L’intelligence redoutable du Locataire réside dans son aménagement progressif de l’aliénation. En faisait de son personnage, kafkaïen en diable, une victime consentante, Polanski ménage une dégradation des plus cohérentes de sa psyché. Trelkovsky est l’archétype du gentil garçon qui, ne voulant froisser personne, finit par occuper cette zone grise où il dérange tout le monde : excitant l’hostilité naturelle des autres, n’osant calmer ceux qui vont déranger ceux qu’il tente aussi de préserver, il devient le martyre ordinaire sur lequel la communauté va reporter toutes les fautes, bouc émissaire cathartique et silencieux. Le simple fait de vivre dans un appartement devient un enfer et le moindre geste se voit accompagné de la réprimande aveugle des voisins ou l’observation inquiétante du vis-à-vis.

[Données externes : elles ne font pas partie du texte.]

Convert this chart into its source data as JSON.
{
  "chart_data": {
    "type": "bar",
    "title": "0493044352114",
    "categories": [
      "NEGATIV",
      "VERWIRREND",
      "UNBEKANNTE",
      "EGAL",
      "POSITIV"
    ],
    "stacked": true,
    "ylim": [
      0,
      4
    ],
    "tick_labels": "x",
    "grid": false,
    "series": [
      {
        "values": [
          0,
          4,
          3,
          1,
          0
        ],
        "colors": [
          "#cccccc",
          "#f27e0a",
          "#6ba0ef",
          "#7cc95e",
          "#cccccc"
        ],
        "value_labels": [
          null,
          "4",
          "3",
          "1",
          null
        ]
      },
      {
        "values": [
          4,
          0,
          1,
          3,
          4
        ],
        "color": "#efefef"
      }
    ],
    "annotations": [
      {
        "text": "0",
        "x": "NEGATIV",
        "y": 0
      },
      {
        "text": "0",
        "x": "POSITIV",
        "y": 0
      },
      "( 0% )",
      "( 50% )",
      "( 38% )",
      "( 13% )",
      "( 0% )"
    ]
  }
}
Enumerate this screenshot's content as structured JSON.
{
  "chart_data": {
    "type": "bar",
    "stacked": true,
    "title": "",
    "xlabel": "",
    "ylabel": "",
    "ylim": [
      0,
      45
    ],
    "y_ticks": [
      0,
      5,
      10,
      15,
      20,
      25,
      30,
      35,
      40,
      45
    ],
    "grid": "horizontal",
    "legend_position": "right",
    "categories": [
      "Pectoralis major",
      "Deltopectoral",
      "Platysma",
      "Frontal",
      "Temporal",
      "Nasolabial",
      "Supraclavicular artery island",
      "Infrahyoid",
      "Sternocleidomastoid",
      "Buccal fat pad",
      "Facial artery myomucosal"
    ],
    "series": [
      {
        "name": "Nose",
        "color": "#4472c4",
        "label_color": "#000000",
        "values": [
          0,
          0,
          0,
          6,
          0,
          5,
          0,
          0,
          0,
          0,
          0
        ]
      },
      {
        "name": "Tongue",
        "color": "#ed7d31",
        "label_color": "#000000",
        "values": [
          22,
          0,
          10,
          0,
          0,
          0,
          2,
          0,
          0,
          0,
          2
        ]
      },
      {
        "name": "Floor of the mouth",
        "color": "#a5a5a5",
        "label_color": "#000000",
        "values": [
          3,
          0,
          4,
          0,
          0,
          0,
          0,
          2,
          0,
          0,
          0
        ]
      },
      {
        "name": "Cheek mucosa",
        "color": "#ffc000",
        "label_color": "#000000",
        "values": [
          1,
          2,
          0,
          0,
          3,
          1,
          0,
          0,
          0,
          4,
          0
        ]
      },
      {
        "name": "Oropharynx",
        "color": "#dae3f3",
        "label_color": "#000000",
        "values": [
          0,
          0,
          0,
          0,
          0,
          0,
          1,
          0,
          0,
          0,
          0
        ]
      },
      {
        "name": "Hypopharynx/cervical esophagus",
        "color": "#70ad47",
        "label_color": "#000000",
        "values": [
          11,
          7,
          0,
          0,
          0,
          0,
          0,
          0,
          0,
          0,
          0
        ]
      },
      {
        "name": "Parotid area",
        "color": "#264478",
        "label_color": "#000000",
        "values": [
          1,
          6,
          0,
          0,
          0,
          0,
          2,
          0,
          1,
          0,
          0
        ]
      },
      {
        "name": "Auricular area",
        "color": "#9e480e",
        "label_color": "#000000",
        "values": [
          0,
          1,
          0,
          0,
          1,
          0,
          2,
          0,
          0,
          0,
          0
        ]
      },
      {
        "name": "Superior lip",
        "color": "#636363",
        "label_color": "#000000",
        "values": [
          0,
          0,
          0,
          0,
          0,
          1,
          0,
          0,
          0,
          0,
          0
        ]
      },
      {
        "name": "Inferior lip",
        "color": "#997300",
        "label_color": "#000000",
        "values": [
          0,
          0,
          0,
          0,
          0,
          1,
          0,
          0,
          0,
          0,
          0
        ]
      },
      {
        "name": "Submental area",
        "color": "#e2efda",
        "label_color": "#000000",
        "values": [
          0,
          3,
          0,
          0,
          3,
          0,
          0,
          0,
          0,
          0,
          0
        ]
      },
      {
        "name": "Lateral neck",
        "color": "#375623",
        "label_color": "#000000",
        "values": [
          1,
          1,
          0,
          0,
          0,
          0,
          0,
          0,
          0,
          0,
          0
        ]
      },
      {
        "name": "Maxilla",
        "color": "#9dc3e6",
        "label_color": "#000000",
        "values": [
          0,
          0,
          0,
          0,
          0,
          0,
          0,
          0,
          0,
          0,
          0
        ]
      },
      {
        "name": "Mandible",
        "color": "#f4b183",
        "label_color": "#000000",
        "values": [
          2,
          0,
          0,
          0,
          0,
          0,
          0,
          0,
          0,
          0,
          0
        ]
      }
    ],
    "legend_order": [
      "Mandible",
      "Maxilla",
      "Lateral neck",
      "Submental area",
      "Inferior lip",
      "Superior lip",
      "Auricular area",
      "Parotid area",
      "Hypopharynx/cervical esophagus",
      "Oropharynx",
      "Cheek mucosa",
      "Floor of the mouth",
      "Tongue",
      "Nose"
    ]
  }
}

On sait néanmoins la finesse avec laquelle Polanski traite ses personnages, leur refusant toujours ce statut trop confortable de victime à la merci d’une humanité foncièrement mauvaise : avec un sens de l’équilibre non dénué de sadisme, il fait de ses personnages de grands malades qui vont perdre pied et avec lesquels le spectateur va être forcé, par à-coups et hésitations savamment orchestrées, de prendre ses distances.
Disséminant les indices d’un délire éminemment culturel, Polanski multiplie les références, du cri de Munch à la momie de Gautier, et préfigure les obsessions qu’on retrouvera chez Cronenberg (le motif de la dent) ou Lynch (le dédoublement, les hallucinations) avec cette touche unique, oscillant sans cesse entre le grotesque et un ancrage réaliste, plaçant le spectateur sur le même fil du rasoir que son protagoniste.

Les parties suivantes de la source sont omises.